# bacopa caroliniana melting???



## pweifan (Nov 2, 2006)

Are just the leaves melting or the stem itself? If it's just the leaves melting it's probably due to that growth being emmergent. If that's the case, it's nothing to worry about. Once you've got enough growth, just remove the lower portions of the stems.


----------



## Yassmeena (Jun 29, 2008)

It's the stems melting.


----------



## armyoffoo (Dec 10, 2007)

Mine will do that if I am too rough planting them, what substrate are you using?


----------



## Yassmeena (Jun 29, 2008)

armyoffoo said:


> Mine will do that if I am too rough planting them, what substrate are you using?


I am using Eco-complete under Estee's gravel. Why do you ask?

I have unfortunately had to remove all my bacopa. I hope to buy more and start fresh. I plan to space them further apart this time, and keep them away from the shade of the my rock. I will soon be switching my substrate to Flourite sand as well.

I thought this was an easy undemanding hard-to-kill plant.


----------



## notoptimal (Jan 5, 2007)

I just put b. caroliniana into my tank about a week and a half ago and I'm having the same thing occur. The leaves started melting within 48 hours of putting them into the tank, and on some of them the stems are also starting to soften up. However, I've also got new growth in a lighter shade of green at the top of the stems, so I'm going to leave these in my tank (and let them melt) until the new growth gets long enough to trim and replant.

If the growing tips on the plants aren't melting, you should be OK. If you still have the plants, take a look at the tops. If not, and it happens again when you replant, see if the tips start to grow in - they will most likely be a lighter/brighter shade of green.

notopt


----------



## customdrumfinishes (Apr 4, 2008)

i grow bacopa car., if it starts melting cut it off and replant. i havent had any trouble with it really. are you using any ferts? if the ph low it will melt off sometimes and if moved form tank to tank or replanted alot. could also be a fert defeciency

ive had other plants melt and i just cut off the dead and they sometimes come back


----------



## armyoffoo (Dec 10, 2007)

Yassmeena said:


> I am using Eco-complete under Estee's gravel. Why do you ask?...


Just thinking that it could have been damaged when planting if you had sharp substrate.


----------



## Yassmeena (Jun 29, 2008)

notoptimal said:


> I just put b. caroliniana into my tank about a week and a half ago and I'm having the same thing occur. The leaves started melting within 48 hours of putting them into the tank, and on some of them the stems are also starting to soften up.
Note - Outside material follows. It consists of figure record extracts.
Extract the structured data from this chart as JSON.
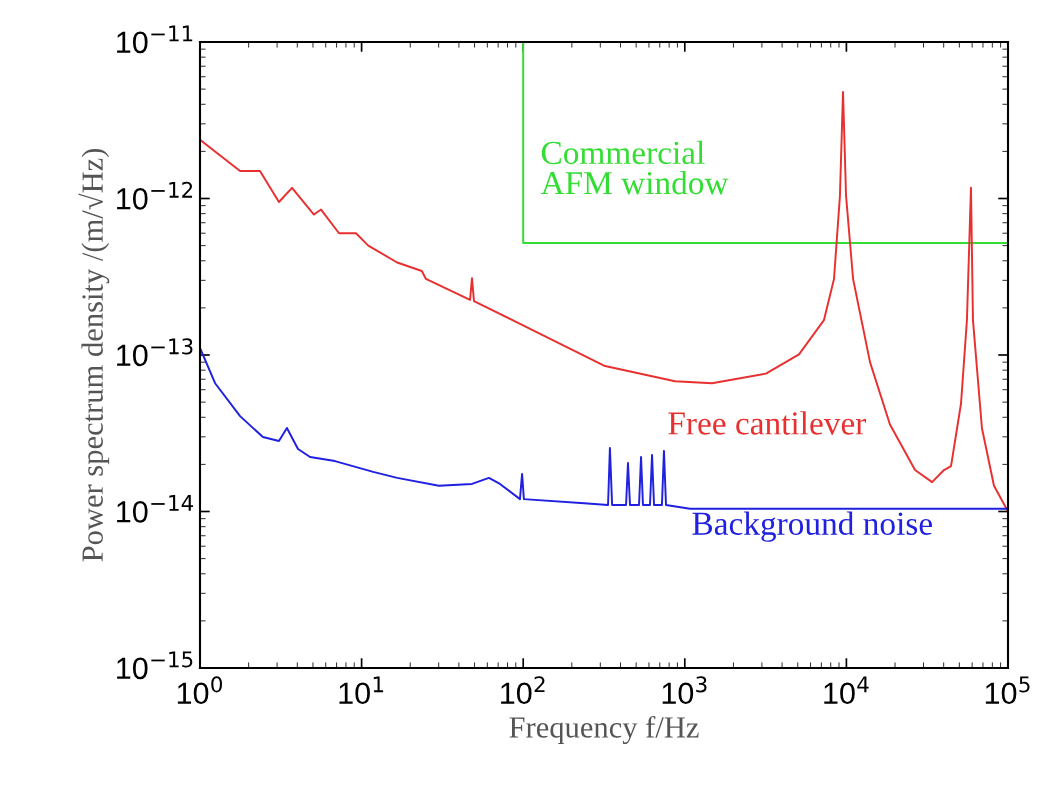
{
  "chart_data": {
    "type": "line",
    "xlabel": "Frequency f/Hz",
    "ylabel": "Power spectrum density /(m/√Hz)",
    "log": "xy",
    "grid": false,
    "legend": false,
    "xlim": [
      1,
      100000
    ],
    "ylim": [
      1e-15,
      1e-11
    ],
    "xticks": [
      {
        "value": 1,
        "label": "10$^{0}$"
      },
      {
        "value": 10,
        "label": "10$^{1}$"
      },
      {
        "value": 100,
        "label": "10$^{2}$"
      },
      {
        "value": 1000,
        "label": "10$^{3}$"
      },
      {
        "value": 10000,
        "label": "10$^{4}$"
      },
      {
        "value": 100000,
        "label": "10$^{5}$"
      }
    ],
    "yticks": [
      {
        "value": 1e-15,
        "label": "10$^{−15}$"
      },
      {
        "value": 1e-14,
        "label": "10$^{−14}$"
      },
      {
        "value": 1e-13,
        "label": "10$^{−13}$"
      },
      {
        "value": 1e-12,
        "label": "10$^{−12}$"
      },
      {
        "value": 1e-11,
        "label": "10$^{−11}$"
      }
    ],
    "series": [
      {
        "name": "Commercial\nAFM window",
        "color": "#33dd33",
        "x": [
          100,
          100,
          100000
        ],
        "values": [
          1e-11,
          5.2e-13,
          5.2e-13
        ]
      },
      {
        "name": "Free cantilever",
        "color": "#e83030",
        "x": [
          1,
          1.77,
          2.35,
          3.08,
          3.71,
          5.07,
          5.61,
          7.25,
          9.23,
          11.0,
          16.6,
          23.6,
          25.0,
          46.9,
          48.2,
          49.6,
          98.4,
          321,
          869,
          1473,
          3177,
          5090,
          7260,
          8380,
          9120,
          9530,
          9950,
          11000,
          14000,
          18600,
          26600,
          33900,
          40200,
          44400,
          51200,
          55700,
          59000,
          60700,
          69000,
          81900,
          100000
        ],
        "values": [
          2.37e-12,
          1.5e-12,
          1.5e-12,
          9.5e-13,
          1.17e-12,
          7.9e-13,
          8.5e-13,
          6e-13,
          6e-13,
          5e-13,
          3.9e-13,
          3.44e-13,
          3.06e-13,
          2.25e-13,
          3.1e-13,
          2.21e-13,
          1.56e-13,
          8.5e-14,
          6.8e-14,
          6.6e-14,
          7.6e-14,
          1.01e-13,
          1.67e-13,
          3.06e-13,
          1.04e-12,
          4.8e-12,
          1.04e-12,
          3.06e-13,
          9e-14,
          3.6e-14,
          1.84e-14,
          1.54e-14,
          1.84e-14,
          1.95e-14,
          4.9e-14,
          1.67e-13,
          1.17e-12,
          1.67e-13,
          3.4e-14,
          1.46e-14,
          1e-14
        ]
      },
      {
        "name": "Background noise",
        "color": "#2020e0",
        "x": [
          1,
          1.24,
          1.77,
          2.45,
          3.08,
          3.45,
          4.04,
          4.8,
          6.84,
          11.8,
          16.6,
          30.1,
          48.2,
          61.4,
          71.8,
          95.5,
          98.4,
          101,
          238,
          335,
          344,
          355,
          433,
          445,
          458,
          521,
          536,
          551,
          609,
          627,
          645,
          722,
          743,
          765,
          1077,
          100000
        ],
        "values": [
          1.11e-13,
          6.6e-14,
          4.07e-14,
          2.99e-14,
          2.82e-14,
          3.42e-14,
          2.51e-14,
          2.23e-14,
          2.1e-14,
          1.79e-14,
          1.64e-14,
          1.46e-14,
          1.5e-14,
          1.64e-14,
          1.5e-14,
          1.2e-14,
          1.74e-14,
          1.2e-14,
          1.13e-14,
          1.1e-14,
          2.55e-14,
          1.1e-14,
          1.1e-14,
          2.04e-14,
          1.1e-14,
          1.1e-14,
          2.23e-14,
          1.1e-14,
          1.1e-14,
          2.3e-14,
          1.1e-14,
          1.1e-14,
          2.44e-14,
          1.1e-14,
          1.04e-14,
          1.04e-14
        ]
      }
    ]
  }
}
However, I've also got new growth in a lighter shade of green at the top of the stems, so I'm going to leave these in my tank (and let them melt) until the new growth gets long enough to trim and replant.
> 
> If the growing tips on the plants aren't melting, you should be OK. If you still have the plants, take a look at the tops. If not, and it happens again when you replant, see if the tips start to grow in - they will most likely be a lighter/brighter shade of green.
> 
> notopt


The peculiar thing is that it is melting at the stem! 

Someone suggested they may be bunched too close together. This may be true. Also, I had them kind of jammed behind my rock, and pressed up from the other side by my tank glass. Maybe they needed more space???


----------



## lauraleellbp (Feb 3, 2008)

I try to plant mine so that the leaves aren't touching (or shading each other). I agree that it sounds like the stems must have been damaged, though. You might want to let whatever is left float at the surface of the tank to get more light and hopefully it will start sprouting some new offshoots for you...


----------